Parsley Energy, Inc.
Adjusted Net Income and Earnings Per Share
(Unaudited, in thousands, except per share data)
For the three months ended
March 31,
2015 2014
Net income (loss) attributable to Parsley Energy Inc. stockholders $ (17,024 ) $ 1,983
Derivative loss (gain) (7,142 ) 5,676
Net cash receipts (payments) on settled derivative instruments 13,196 (20 )
Net premiums paid on options that settled during the period (136 ) (1,260 )

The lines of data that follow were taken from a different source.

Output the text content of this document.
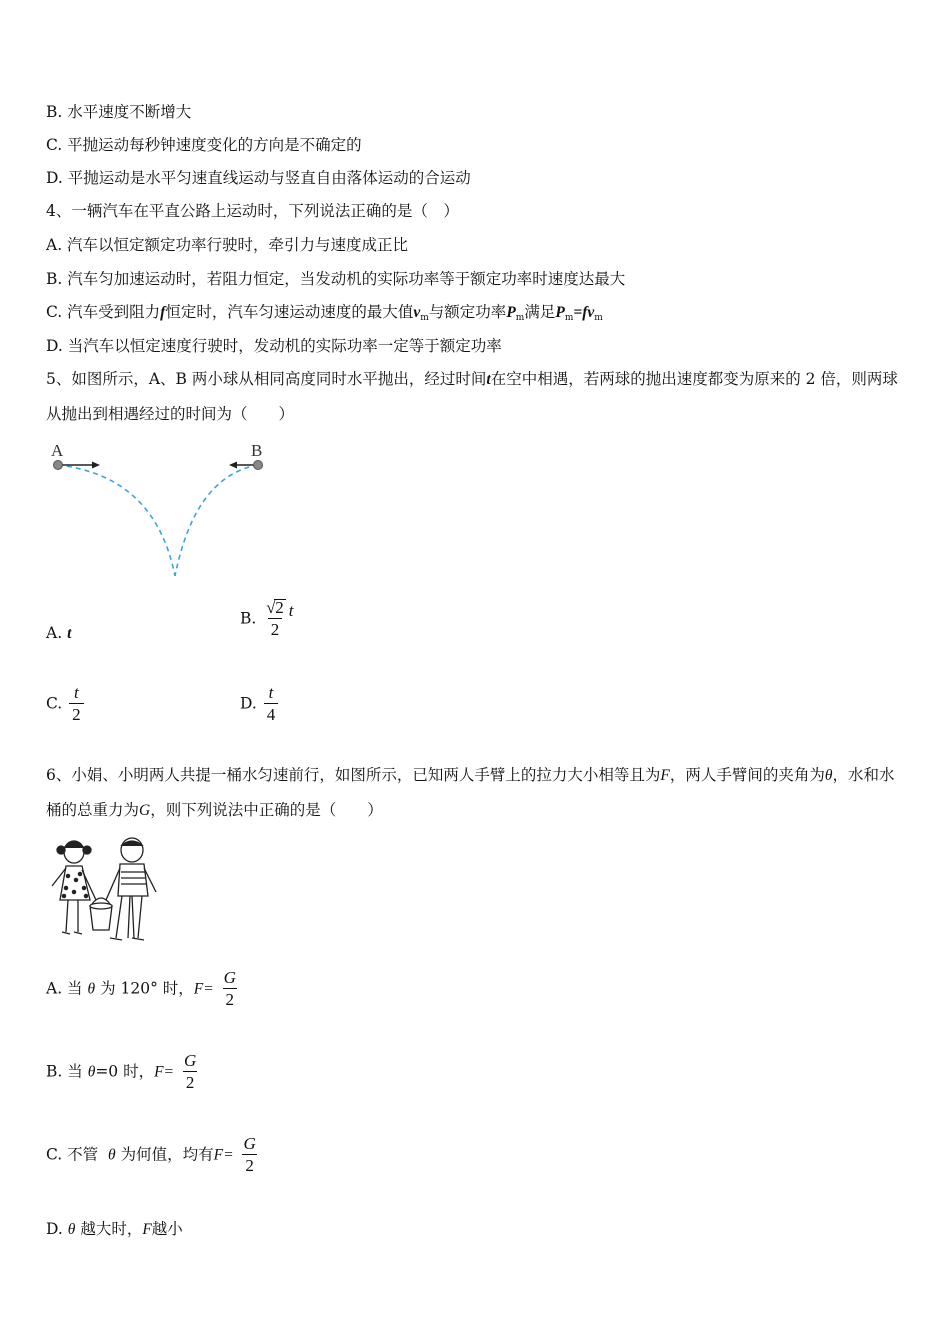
B. 水平速度不断增大
C. 平抛运动每秒钟速度变化的方向是不确定的
D. 平抛运动是水平匀速直线运动与竖直自由落体运动的合运动
4、一辆汽车在平直公路上运动时，下列说法正确的是（　）
A. 汽车以恒定额定功率行驶时，牵引力与速度成正比
B. 汽车匀加速运动时，若阻力恒定，当发动机的实际功率等于额定功率时速度达最大
C. 汽车受到阻力f恒定时，汽车匀速运动速度的最大值$v_m$与额定功率$P_m$满足$P_m=fv_m$
D. 当汽车以恒定速度行驶时，发动机的实际功率一定等于额定功率
5、如图所示，A、B 两小球从相同高度同时水平抛出，经过时间t在空中相遇，若两球的抛出速度都变为原来的 2 倍，则两球从抛出到相遇经过的时间为（　　）
A	B
A. t
B. $\frac{√ 2}{2}$ t
C. $\frac{t}{2}$	D. $\frac{t}{4}$
6、小娟、小明两人共提一桶水匀速前行，如图所示，已知两人手臂上的拉力大小相等且为F，两人手臂间的夹角为θ，水和水桶的总重力为G，则下列说法中正确的是（　　）
A. 当 θ 为 120° 时，$F= \frac{G}{2}$
B. 当 θ=0 时，$F= \frac{G}{2}$
C. 不管 θ 为何值，均有$F= \frac{G}{2}$
D. θ 越大时，F越小
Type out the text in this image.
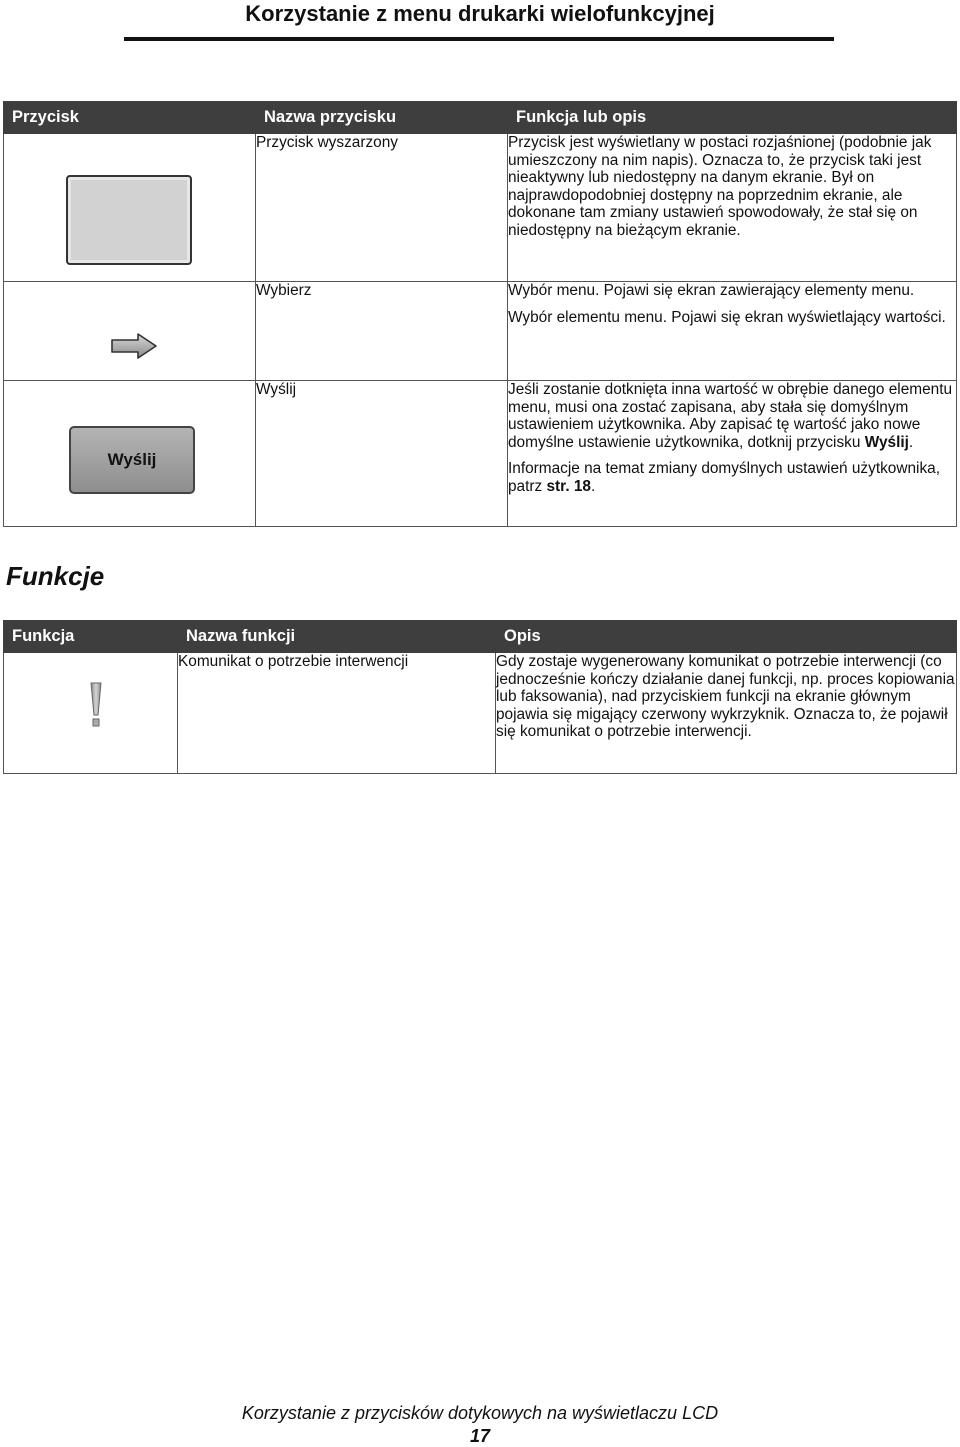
Korzystanie z menu drukarki wielofunkcyjnej
Przycisk	Nazwa przycisku	Funkcja lub opis

	Przycisk wyszarzony	Przycisk jest wyświetlany w postaci rozjaśnionej (podobnie jak umieszczony na nim napis). Oznacza to, że przycisk taki jest nieaktywny lub niedostępny na danym ekranie. Był on najprawdopodobniej dostępny na poprzednim ekranie, ale dokonane tam zmiany ustawień spowodowały, że stał się on niedostępny na bieżącym ekranie.

	Wybierz	Wybór menu. Pojawi się ekran zawierający elementy menu.

Wybór elementu menu. Pojawi się ekran wyświetlający wartości.

Wyślij	Wyślij	Jeśli zostanie dotknięta inna wartość w obrębie danego elementu menu, musi ona zostać zapisana, aby stała się domyślnym ustawieniem użytkownika. Aby zapisać tę wartość jako nowe domyślne ustawienie użytkownika, dotknij przycisku Wyślij.

Informacje na temat zmiany domyślnych ustawień użytkownika, patrz str. 18.

Funkcje
Funkcja	Nazwa funkcji	Opis

	Komunikat o potrzebie interwencji	Gdy zostaje wygenerowany komunikat o potrzebie interwencji (co jednocześnie kończy działanie danej funkcji, np. proces kopiowania lub faksowania), nad przyciskiem funkcji na ekranie głównym pojawia się migający czerwony wykrzyknik. Oznacza to, że pojawił się komunikat o potrzebie interwencji.

Korzystanie z przycisków dotykowych na wyświetlaczu LCD
17
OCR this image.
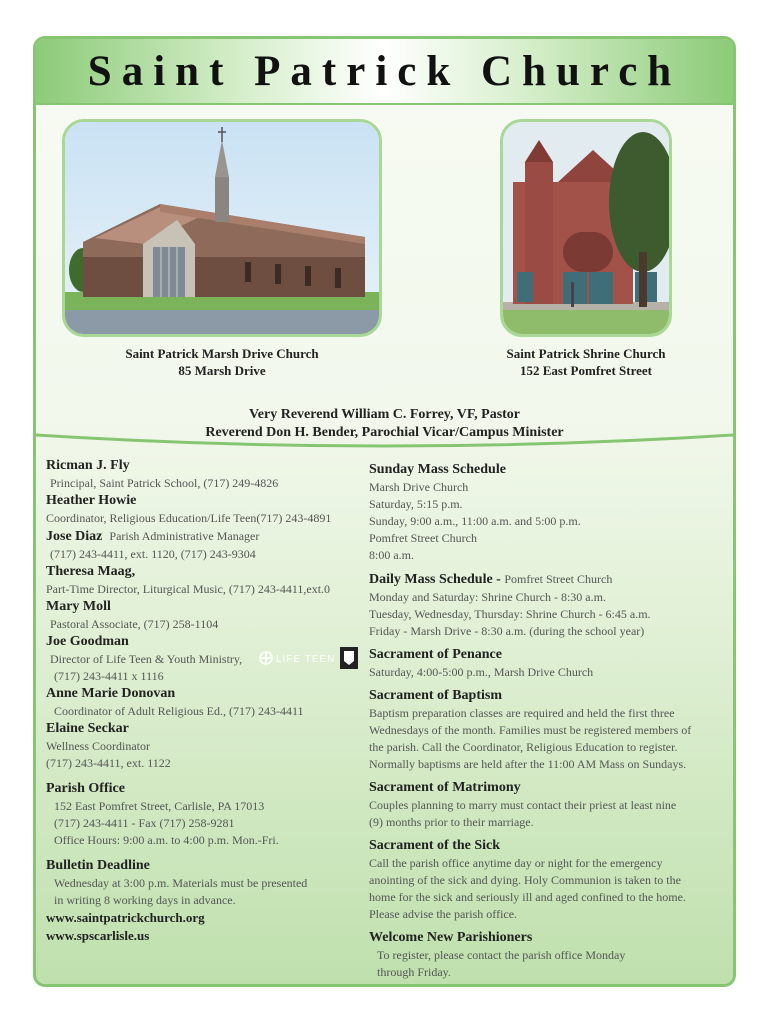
Saint Patrick Church
Saint Patrick Marsh Drive Church
85 Marsh Drive
Saint Patrick Shrine Church
152 East Pomfret Street
Very Reverend William C. Forrey, VF, Pastor
Reverend Don H. Bender, Parochial Vicar/Campus Minister
Ricman J. Fly
Principal, Saint Patrick School, (717) 249-4826
Heather Howie
Coordinator, Religious Education/Life Teen(717) 243-4891
Jose Diaz Parish Administrative Manager
(717) 243-4411, ext. 1120, (717) 243-9304
Theresa Maag,
Part-Time Director, Liturgical Music, (717) 243-4411,ext.0
Mary Moll
Pastoral Associate, (717) 258-1104
Joe Goodman
Director of Life Teen & Youth Ministry,
(717) 243-4411 x 1116
Anne Marie Donovan
Coordinator of Adult Religious Ed., (717) 243-4411
Elaine Seckar
Wellness Coordinator
(717) 243-4411, ext. 1122
Parish Office
152 East Pomfret Street, Carlisle, PA 17013
(717) 243-4411 - Fax (717) 258-9281
Office Hours: 9:00 a.m. to 4:00 p.m. Mon.-Fri.
Bulletin Deadline
Wednesday at 3:00 p.m. Materials must be presented
in writing 8 working days in advance.
www.saintpatrickchurch.org
www.spscarlisle.us
LIFE TEEN
Sunday Mass Schedule
Marsh Drive Church
Saturday, 5:15 p.m.
Sunday, 9:00 a.m., 11:00 a.m. and 5:00 p.m.
Pomfret Street Church
8:00 a.m.
Daily Mass Schedule - Pomfret Street Church
Monday and Saturday: Shrine Church - 8:30 a.m.
Tuesday, Wednesday, Thursday: Shrine Church - 6:45 a.m.
Friday - Marsh Drive - 8:30 a.m. (during the school year)
Sacrament of Penance
Saturday, 4:00-5:00 p.m., Marsh Drive Church
Sacrament of Baptism
Baptism preparation classes are required and held the first three
Wednesdays of the month. Families must be registered members of
the parish. Call the Coordinator, Religious Education to register.
Normally baptisms are held after the 11:00 AM Mass on Sundays.
Sacrament of Matrimony
Couples planning to marry must contact their priest at least nine
(9) months prior to their marriage.
Sacrament of the Sick
Call the parish office anytime day or night for the emergency
anointing of the sick and dying. Holy Communion is taken to the
home for the sick and seriously ill and aged confined to the home.
Please advise the parish office.
Welcome New Parishioners
To register, please contact the parish office Monday
through Friday.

Incentive unit compensation 529
Exploration costs 3,219
Prepayment premium on extinguishment of debt 5,107
Rig termination costs 5,100
Noncontrolling interest (6,534 )
Change in estimated income tax expense (494 )
Adjusted net income (loss) $ (9,815 ) $ 12,015
Weighted average diluted shares outstanding(1) 133,574
Adjusted net loss per diluted share $ (0.07 )

(1)

The Company does not include earnings per basic and diluted common share, weighted average number of basic shares outstanding, or weighted average number of diluted shares outstanding for the three month period ended March 31, 2014 as Parsley Energy was not yet a public company and its assets and operations were owned by a limited liability company.